Mais l’Enfant muette, devenue prisonnière d’elle-même, enfermée dans son propre corps, en a continué la destruction.
Alors, pour pouvoir continuer leurs errance, parce que s’installer quelque part, c’était risquer de devenir le repas d’une bande plus nombreuse, l’homme s’est mis à porter l’Enfant sur son dos, comme lorsqu’elle était toute petite. Elle pesait le poids d’une herbe déshydratée, brulée par un trop cruel soleil.
L’homme l’étendait chaque soir, caressant ses lèvres hermétiquement close, ses yeux vides. L’eau de ses yeux à lui coulait sur son visage à elle. C’était le seul instant ou le regard de l’Enfant se réanimait, juste le regard, et l’eau des yeux de l’homme paraissait un pâle remède à l’eau de la meurtrière nature.
Jour 7
Au matin, l’Enfant n’a plus bougé du tout. Ses yeux étaient restés ouverts, fixés sur le ciel, son corps était raide.
Un sang de cendre coulait de sa bouche jusqu'à la racine de ces cheveux de lumière disparus.
L’homme sert contre lui le corps qui déjà, part en morceau.
Toujours. Tu es toujours là, ma Petite.
Tu ne parleras plus jamais, je le sais bien, depuis le premier jour.
Mais je peux toujours serrer ton corps de lys contre le mien.
Même les crabes n’osent plus t’approcher. A cause de ton odeur. Ton odeur de décomposition.
Jour 10
L’homme s’est crevé les yeux.
Il a saisi un morceau de la main livide, glacée de son Soleil agonisé et s’est enfoncé les ongles dans les orbites.

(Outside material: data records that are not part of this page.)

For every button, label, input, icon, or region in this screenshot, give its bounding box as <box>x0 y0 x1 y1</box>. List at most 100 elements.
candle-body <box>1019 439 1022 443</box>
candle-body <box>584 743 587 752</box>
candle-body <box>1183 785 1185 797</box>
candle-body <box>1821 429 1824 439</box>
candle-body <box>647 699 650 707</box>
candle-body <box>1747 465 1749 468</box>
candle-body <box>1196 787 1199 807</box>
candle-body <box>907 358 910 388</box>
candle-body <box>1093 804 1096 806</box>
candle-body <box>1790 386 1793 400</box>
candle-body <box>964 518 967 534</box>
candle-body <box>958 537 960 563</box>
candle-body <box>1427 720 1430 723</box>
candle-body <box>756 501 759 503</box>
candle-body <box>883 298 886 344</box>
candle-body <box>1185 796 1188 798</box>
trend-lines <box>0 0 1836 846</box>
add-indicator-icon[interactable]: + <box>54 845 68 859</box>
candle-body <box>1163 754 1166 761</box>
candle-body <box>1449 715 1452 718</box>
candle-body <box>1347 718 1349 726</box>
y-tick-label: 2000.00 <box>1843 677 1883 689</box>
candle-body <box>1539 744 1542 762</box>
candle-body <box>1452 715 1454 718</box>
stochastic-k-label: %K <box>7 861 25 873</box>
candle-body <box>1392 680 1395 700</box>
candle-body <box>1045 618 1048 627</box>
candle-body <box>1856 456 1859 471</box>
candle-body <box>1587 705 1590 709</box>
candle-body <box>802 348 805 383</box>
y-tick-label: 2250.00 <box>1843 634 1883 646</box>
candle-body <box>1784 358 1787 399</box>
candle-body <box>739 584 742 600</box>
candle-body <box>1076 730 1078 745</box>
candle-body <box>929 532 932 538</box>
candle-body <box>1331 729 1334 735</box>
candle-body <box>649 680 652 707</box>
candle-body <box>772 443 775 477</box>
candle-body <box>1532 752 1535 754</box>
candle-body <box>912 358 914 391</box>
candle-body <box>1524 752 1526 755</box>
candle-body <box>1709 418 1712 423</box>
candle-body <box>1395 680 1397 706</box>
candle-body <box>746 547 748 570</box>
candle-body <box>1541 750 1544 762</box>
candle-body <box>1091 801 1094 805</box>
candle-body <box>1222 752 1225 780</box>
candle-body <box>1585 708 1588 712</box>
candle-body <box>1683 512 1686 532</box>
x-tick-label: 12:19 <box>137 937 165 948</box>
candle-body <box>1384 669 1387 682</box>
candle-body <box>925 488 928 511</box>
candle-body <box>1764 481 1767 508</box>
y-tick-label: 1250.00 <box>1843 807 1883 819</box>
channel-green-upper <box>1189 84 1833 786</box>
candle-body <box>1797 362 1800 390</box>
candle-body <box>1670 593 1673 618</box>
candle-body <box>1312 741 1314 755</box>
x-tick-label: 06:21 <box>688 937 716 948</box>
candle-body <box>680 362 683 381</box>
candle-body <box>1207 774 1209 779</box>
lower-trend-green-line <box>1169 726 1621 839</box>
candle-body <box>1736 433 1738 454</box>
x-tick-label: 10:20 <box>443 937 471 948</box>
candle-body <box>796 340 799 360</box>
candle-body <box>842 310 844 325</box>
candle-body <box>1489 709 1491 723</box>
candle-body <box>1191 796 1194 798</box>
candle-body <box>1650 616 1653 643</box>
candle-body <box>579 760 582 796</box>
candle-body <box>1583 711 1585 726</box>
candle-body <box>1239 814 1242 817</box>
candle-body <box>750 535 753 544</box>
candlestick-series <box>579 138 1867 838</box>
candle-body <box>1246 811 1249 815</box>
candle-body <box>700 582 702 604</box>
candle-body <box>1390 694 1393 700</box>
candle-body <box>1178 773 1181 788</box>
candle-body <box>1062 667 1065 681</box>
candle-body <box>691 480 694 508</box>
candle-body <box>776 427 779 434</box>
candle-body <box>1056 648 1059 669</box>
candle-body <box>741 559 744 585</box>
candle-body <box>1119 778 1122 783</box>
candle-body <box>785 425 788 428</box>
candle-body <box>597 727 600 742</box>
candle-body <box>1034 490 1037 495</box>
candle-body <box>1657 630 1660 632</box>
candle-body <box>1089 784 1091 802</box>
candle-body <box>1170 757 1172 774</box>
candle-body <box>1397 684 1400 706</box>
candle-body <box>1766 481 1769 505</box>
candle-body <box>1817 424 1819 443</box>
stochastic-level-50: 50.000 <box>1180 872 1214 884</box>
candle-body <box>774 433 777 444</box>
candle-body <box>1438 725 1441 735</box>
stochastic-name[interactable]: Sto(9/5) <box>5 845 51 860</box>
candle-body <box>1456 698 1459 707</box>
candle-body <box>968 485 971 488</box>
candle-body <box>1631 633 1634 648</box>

Il n’y a plus de lumière. Il n’y a plus rien à voir.
L’homme s’est crevé les yeux.
Pour ne plus rien voir, s’abimer dans le noir, dans le vide poisseux de son esprit. Pour échapper à l’horreur qui désormais, sans cesse, se posait sous ses yeux.
Horreur dont il est coupable. Le monde pour lui vient de s’éteindre, et ce n’est que maintenant, maintenant qu’il y a rien d’autre à faire que regarder, qu’il le comprend. Coupable comme tous les hommes, comme chaque homme un par un.
Coupable de n’avoir jamais agi, jamais réagi.
Coupable d’avoir passivement assisté à la destruction de la nature, à l’autodestruction des êtres humains.
Coupable de s’être endormi devant une télévision, mangeant une nourriture produite en gangrénant la terre, avalant le fluide vitale de l’herbe, des forets, de l’eau. Habillé de vêtements tachés du sang d’hommes exploités.
Coupable de ne s’être jamais poser aucune question, alors que, pendant ce temps-là, l’Enfant grandissait. Elle était devenue une adolescente aux yeux bleus délavés et confiants. Heureuse et légère, aux mots qui se déployaient dans l’air comme des rubans transparents. Légère et broyable d’une main, comme un fétu de paille.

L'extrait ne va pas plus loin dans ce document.